All it does is give all the circle jerkers a reason to spam comments and not listen to anybody else’s opinions besides their own and it does absolutely nothing helpful for the post
Its more of the dependency chain. I wouldn’t consider tying your taskbar, web browser, and other microservices together like that a good thing in any ecosystem. Its not really the fact that removing system files breaks your system. Its that the taskbar and web browser should not be considered Core. People want to choose and not have their non-choice staring at them with their new gurl from the sidelines.
Most things are probably fine, though Windows updates might do something funky or just put it back from where you threw out that trash.
But Edge is a different story. Microsoft in their infinite wisdom decided to make Edge, their web browser, essential for Windows Explorer, their file manager and desktop among other things, to function properly.

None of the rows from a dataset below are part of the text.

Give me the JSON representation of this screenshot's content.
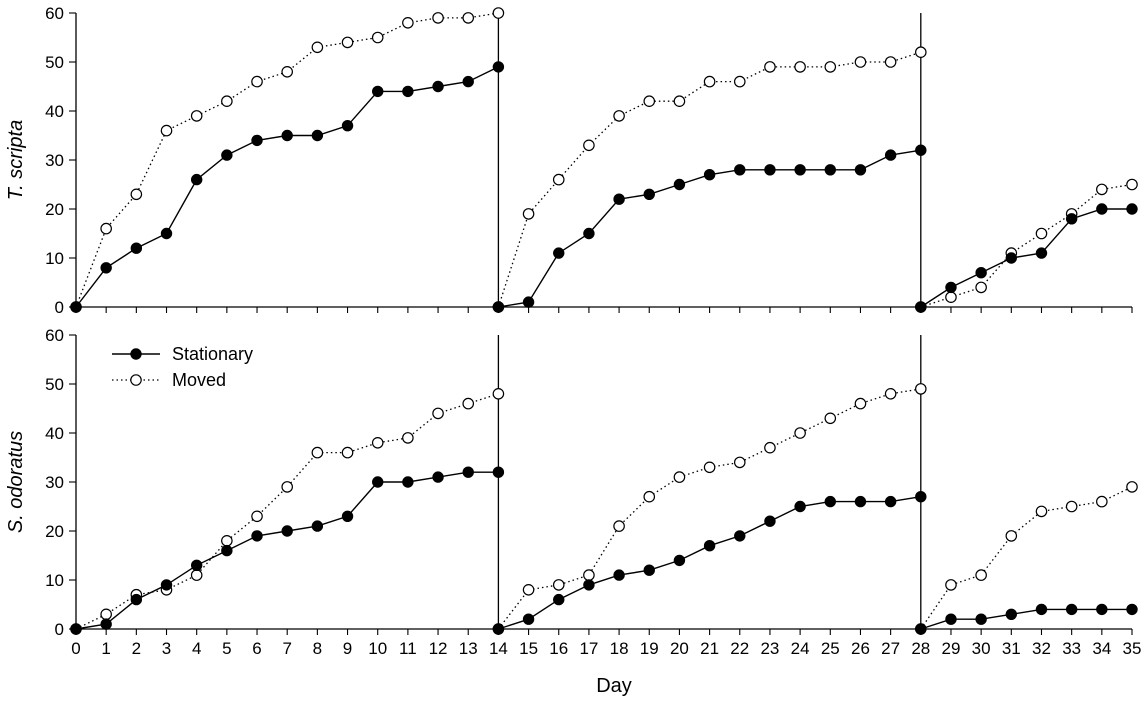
{
  "chart_data": {
    "type": "line",
    "xlabel": "Day",
    "x_ticks": [
      0,
      1,
      2,
      3,
      4,
      5,
      6,
      7,
      8,
      9,
      10,
      11,
      12,
      13,
      14,
      15,
      16,
      17,
      18,
      19,
      20,
      21,
      22,
      23,
      24,
      25,
      26,
      27,
      28,
      29,
      30,
      31,
      32,
      33,
      34,
      35
    ],
    "xlim": [
      0,
      35
    ],
    "ylim": [
      0,
      60
    ],
    "y_ticks": [
      0,
      10,
      20,
      30,
      40,
      50,
      60
    ],
    "period_separators": [
      14,
      28
    ],
    "legend": {
      "placement": "top-left",
      "panel": 1,
      "entries": [
        "Stationary",
        "Moved"
      ]
    },
    "colors": {
      "line": "#000000",
      "moved_fill": "#ffffff",
      "stationary_fill": "#000000"
    },
    "panels": [
      {
        "ylabel": "T. scripta",
        "segments": [
          {
            "x": [
              0,
              1,
              2,
              3,
              4,
              5,
              6,
              7,
              8,
              9,
              10,
              11,
              12,
              13,
              14
            ],
            "series": [
              {
                "name": "Stationary",
                "values": [
                  0,
                  8,
                  12,
                  15,
                  26,
                  31,
                  34,
                  35,
                  35,
                  37,
                  44,
                  44,
                  45,
                  46,
                  49
                ]
              },
              {
                "name": "Moved",
                "values": [
                  0,
                  16,
                  23,
                  36,
                  39,
                  42,
                  46,
                  48,
                  53,
                  54,
                  55,
                  58,
                  59,
                  59,
                  60
                ]
              }
            ]
          },
          {
            "x": [
              14,
              15,
              16,
              17,
              18,
              19,
              20,
              21,
              22,
              23,
              24,
              25,
              26,
              27,
              28
            ],
            "series": [
              {
                "name": "Stationary",
                "values": [
                  0,
                  1,
                  11,
                  15,
                  22,
                  23,
                  25,
                  27,
                  28,
                  28,
                  28,
                  28,
                  28,
                  31,
                  32
                ]
              },
              {
                "name": "Moved",
                "values": [
                  0,
                  19,
                  26,
                  33,
                  39,
                  42,
                  42,
                  46,
                  46,
                  49,
                  49,
                  49,
                  50,
                  50,
                  52
                ]
              }
            ]
          },
          {
            "x": [
              28,
              29,
              30,
              31,
              32,
              33,
              34,
              35
            ],
            "series": [
              {
                "name": "Stationary",
                "values": [
                  0,
                  4,
                  7,
                  10,
                  11,
                  18,
                  20,
                  20
                ]
              },
              {
                "name": "Moved",
                "values": [
                  0,
                  2,
                  4,
                  11,
                  15,
                  19,
                  24,
                  25
                ]
              }
            ]
          }
        ]
      },
      {
        "ylabel": "S. odoratus",
        "segments": [
          {
            "x": [
              0,
              1,
              2,
              3,
              4,
              5,
              6,
              7,
              8,
              9,
              10,
              11,
              12,
              13,
              14
            ],
            "series": [
              {
                "name": "Stationary",
                "values": [
                  0,
                  1,
                  6,
                  9,
                  13,
                  16,
                  19,
                  20,
                  21,
                  23,
                  30,
                  30,
                  31,
                  32,
                  32
                ]
              },
              {
                "name": "Moved",
                "values": [
                  0,
                  3,
                  7,
                  8,
                  11,
                  18,
                  23,
                  29,
                  36,
                  36,
                  38,
                  39,
                  44,
                  46,
                  48
                ]
              }
            ]
          },
          {
            "x": [
              14,
              15,
              16,
              17,
              18,
              19,
              20,
              21,
              22,
              23,
              24,
              25,
              26,
              27,
              28
            ],
            "series": [
              {
                "name": "Stationary",
                "values": [
                  0,
                  2,
                  6,
                  9,
                  11,
                  12,
                  14,
                  17,
                  19,
                  22,
                  25,
                  26,
                  26,
                  26,
                  27
                ]
              },
              {
                "name": "Moved",
                "values": [
                  0,
                  8,
                  9,
                  11,
                  21,
                  27,
                  31,
                  33,
                  34,
                  37,
                  40,
                  43,
                  46,
                  48,
                  49
                ]
              }
            ]
          },
          {
            "x": [
              28,
              29,
              30,
              31,
              32,
              33,
              34,
              35
            ],
            "series": [
              {
                "name": "Stationary",
                "values": [
                  0,
                  2,
                  2,
                  3,
                  4,
                  4,
                  4,
                  4
                ]
              },
              {
                "name": "Moved",
                "values": [
                  0,
                  9,
                  11,
                  19,
                  24,
                  25,
                  26,
                  29
                ]
              }
            ]
          }
        ]
      }
    ]
  }
}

So if you get rid of Edge, things can get kinda fucky. I haven’t looked into if someone has made a workaround, I know that there are modified “debloated” Windows installs that do some heavy duty mucking about in there, but I don’t know if anyone’s figure out how to give Edge the ax without making your desktop freak out.
The system does not break because the bloatware is missing, but because to remove Edge you removed the privileges of the system account used for system updates. The method described is what breaks Windows, not the removal of Edge. There are exploits allowing an administrator account to impersonate TrustedInstaller: it’s possible to uninstall edge without breaking Windows Update.